Como suele suceder ante cada elección presidencial, se han echado a rodar pronósticos sobre la próxima consolidación de un nuevo “sistema de partidos”, que tendría por protagonistas a los sobrevivientes de la elección, los que las ganen y los que, perdiéndolas, puedan volverse cabeza de la oposición.
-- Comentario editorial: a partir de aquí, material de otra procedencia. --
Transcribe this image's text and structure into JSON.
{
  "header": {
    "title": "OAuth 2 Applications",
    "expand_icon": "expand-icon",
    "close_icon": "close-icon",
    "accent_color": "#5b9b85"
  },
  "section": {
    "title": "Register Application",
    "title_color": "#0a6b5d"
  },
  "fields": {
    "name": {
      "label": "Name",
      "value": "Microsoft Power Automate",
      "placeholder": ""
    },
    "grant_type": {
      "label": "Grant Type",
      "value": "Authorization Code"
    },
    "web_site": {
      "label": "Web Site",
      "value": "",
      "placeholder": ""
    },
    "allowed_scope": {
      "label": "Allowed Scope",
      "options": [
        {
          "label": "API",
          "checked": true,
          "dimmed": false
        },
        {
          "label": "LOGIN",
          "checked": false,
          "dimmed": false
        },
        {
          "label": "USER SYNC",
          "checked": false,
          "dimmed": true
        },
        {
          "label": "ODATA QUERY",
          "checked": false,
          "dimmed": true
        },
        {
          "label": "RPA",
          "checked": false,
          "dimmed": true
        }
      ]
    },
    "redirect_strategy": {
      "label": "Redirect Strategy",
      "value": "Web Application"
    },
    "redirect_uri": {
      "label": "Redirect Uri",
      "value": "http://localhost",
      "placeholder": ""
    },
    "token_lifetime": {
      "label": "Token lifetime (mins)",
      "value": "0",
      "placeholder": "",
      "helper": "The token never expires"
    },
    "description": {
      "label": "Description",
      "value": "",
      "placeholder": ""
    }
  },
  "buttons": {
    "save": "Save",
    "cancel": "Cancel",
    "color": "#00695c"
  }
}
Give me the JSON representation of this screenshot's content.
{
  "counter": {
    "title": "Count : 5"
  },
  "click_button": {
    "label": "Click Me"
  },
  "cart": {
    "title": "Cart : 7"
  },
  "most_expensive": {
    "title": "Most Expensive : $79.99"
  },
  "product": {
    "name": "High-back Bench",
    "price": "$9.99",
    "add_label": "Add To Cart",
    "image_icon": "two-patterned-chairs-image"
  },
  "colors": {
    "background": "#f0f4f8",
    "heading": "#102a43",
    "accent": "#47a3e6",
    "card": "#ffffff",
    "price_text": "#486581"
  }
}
En esta ocasión en particular, los señalados son un kirchnerismo recargado y el alfonsinismo resucitado, versiones actualizadas respectivamente del nacional-populismo y la socialdemocracia.

Creo que este tipo de análisis y pronósticos, que por lo general han fallado porque subestiman la continuidad de los actores tradicionales y sobreestiman la durabilidad de las tendencias de opinión del momento, hoy tienen aun más chances de hacerlo que en otras ocasiones: en primer lugar porque ni el kirchnerismo ni el alfonsinismo son realmente partidos y difícilmente puedan llegar a serlo, en segundo lugar porque no se diferencian lo suficiente como para que la competencia los convierta en los dos polos de un “nuevo bipartidismo” que represente al grueso de la sociedad, y en lo que coinciden, y podría dar base a una convivencia futura (como ya se está viendo sucede con lo que acordaron hace poco, la reforma política) de implementarse volvería del todo irrelevante a uno de ellos, y finalmente, porque son demasiado diferentes en cuanto a recursos de poder, por lo que ya se puede anticipar cuál de los dos es el candidato a una más pronta extinción.

Empecemos por el kirchnerismo. El fue, en su origen, el fruto de un descuido de la elite peronista. Duhalde y los gobernadores que firmaron el pacto de los “14 puntos” en abril de 2002, poniendo fin a los pisos mínimos de transferencias federales automáticas y habilitando el cobro de nuevos impuestos no coparticipables, no pudieron anticipar el drástico cambio que estaban introduciendo en la relación entre nación y provincias, y entre el estado y la sociedad. Tampoco advirtieron que, al votar el presupuesto de 2003 y subestimar el crecimiento de la economía y de los ingresos públicos terminaron de asegurar a la presidencia una masa enorme de recursos de uso discrecional. Así fue que, mientras se imaginaban eligiendo un “presidente de transición”, lo que en verdad estaban haciendo era sellar su suerte bajo un poder inéditamente centralizado. El kirchnerismo ha sido por tanto, ante todo y desde entonces, una nueva forma de ejercicio del poder presidencial, que convirtió en pauta regular lo que había sido al principio apenas un accidente: así, subestimó regular y concientemente todos los presupuestos posteriores, hasta que directamente decidió prescindir de ellos, con lo que pasaría a administrar fuera del control parlamentario de un 20 a un 40% de los ingresos nacionales, que a su vez llegarían a representar un 80% del total de los ingresos públicos. Fue y sigue siendo, además, un modo particularmente caro y poco eficiente de ejercicio de este poder. Así, ha podido gastar más que nunca antes en educación, y sin embargo ella nunca fue de peor calidad que ahora; destinó enormes recursos a financiar el consumo pero ello benefició mayoritariamente a sectores medios y altos de inestable humor político y tradicionalmente ingratos, y dedicó no menos dinero a la obra pública, y sin embargo los déficits habitacionales, de energía y transporte han tendido a aumentar en vez de a disminuir. Como sea, lo que sí supo hacer ese poder eminentemente estatal fue mantener bajo control la estructura territorial del peronismo, así como a su brazo sindical, pagando hasta aquí precios para él módicos por esa disciplina.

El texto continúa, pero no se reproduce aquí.